La « french touch » syndicale a pris une tournure particulière.
Les syndicats sont pour la plupart devenus des vecteurs d’entrisme islamique.
Ils portent le projet politique de l’Islam dans les deux sphères, publique et privée. En s’installant dans les syndicats et les CSE, ils négocient avec le patron. Islamisés à outrance, ils dissuadent les représentantes des salariées et de la direction. Ils finissent par évincer les femmes, une manière claire d’imposer les valeurs islamiques.

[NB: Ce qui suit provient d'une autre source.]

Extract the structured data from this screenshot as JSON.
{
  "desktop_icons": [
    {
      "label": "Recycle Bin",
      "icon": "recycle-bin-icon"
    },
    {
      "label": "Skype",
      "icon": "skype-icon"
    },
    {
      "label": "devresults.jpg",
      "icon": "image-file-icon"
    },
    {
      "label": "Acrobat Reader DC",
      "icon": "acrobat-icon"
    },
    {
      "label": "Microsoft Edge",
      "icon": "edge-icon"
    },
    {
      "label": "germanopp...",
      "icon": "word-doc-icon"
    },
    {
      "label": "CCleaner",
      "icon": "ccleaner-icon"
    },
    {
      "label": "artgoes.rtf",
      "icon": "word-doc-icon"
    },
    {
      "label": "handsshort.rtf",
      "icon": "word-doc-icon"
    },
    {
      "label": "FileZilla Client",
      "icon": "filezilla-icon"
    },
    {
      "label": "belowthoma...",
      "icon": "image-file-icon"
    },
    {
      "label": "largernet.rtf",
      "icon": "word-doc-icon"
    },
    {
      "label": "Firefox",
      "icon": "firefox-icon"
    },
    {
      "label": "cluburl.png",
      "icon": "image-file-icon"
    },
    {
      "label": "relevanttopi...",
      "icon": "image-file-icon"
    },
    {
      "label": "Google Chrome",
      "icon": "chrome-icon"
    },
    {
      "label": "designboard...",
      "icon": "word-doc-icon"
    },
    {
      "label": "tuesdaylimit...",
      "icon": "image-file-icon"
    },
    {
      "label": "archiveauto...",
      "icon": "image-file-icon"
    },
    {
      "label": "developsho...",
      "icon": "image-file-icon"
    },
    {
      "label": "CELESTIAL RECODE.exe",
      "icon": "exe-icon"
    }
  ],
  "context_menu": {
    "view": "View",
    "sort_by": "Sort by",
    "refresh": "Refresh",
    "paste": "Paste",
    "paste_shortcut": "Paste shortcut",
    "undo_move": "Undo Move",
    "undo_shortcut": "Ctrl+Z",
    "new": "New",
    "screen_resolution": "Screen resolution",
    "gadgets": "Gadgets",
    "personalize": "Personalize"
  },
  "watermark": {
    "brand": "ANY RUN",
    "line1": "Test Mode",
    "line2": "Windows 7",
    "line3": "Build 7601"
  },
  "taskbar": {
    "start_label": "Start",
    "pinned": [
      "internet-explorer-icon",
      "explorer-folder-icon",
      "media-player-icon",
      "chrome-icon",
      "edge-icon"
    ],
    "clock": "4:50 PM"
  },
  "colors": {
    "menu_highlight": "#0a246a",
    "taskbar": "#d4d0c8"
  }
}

« Ils ont pris le syndicat majoritaire… on ne s’en sort plus… on ne sait plus quoi faire avec les douze cas que nous avons sur les bras… notre Comex ne veut pas voir, ils ont entre 35 et 45 ans… ce n’est pas une priorité pour eux… »
DRH d’un groupe TELECOM
Dans les secteurs industrielles, de site en site les militants islamiques s’emparent des cellules notamment celles de la CGT. Les non-musulmans sont exfiltrés. Progressivement, les autres sites suivent le mouvement. Au syndicalisme islamisé, s’ajoute désormais un facteur ethnique. En effet, le regroupement islamique par syndicat se fait par pays d’origine. Si pour cette entreprise, les « marocains » prennent FO et les « algériens » la CGT, les « turques » SUD, cela peut être une autre combinaison ailleurs.
Les dirigeants en sont à se demander s’il conviendrait d’organiser les services par affinité ethnique pour limiter les conflits.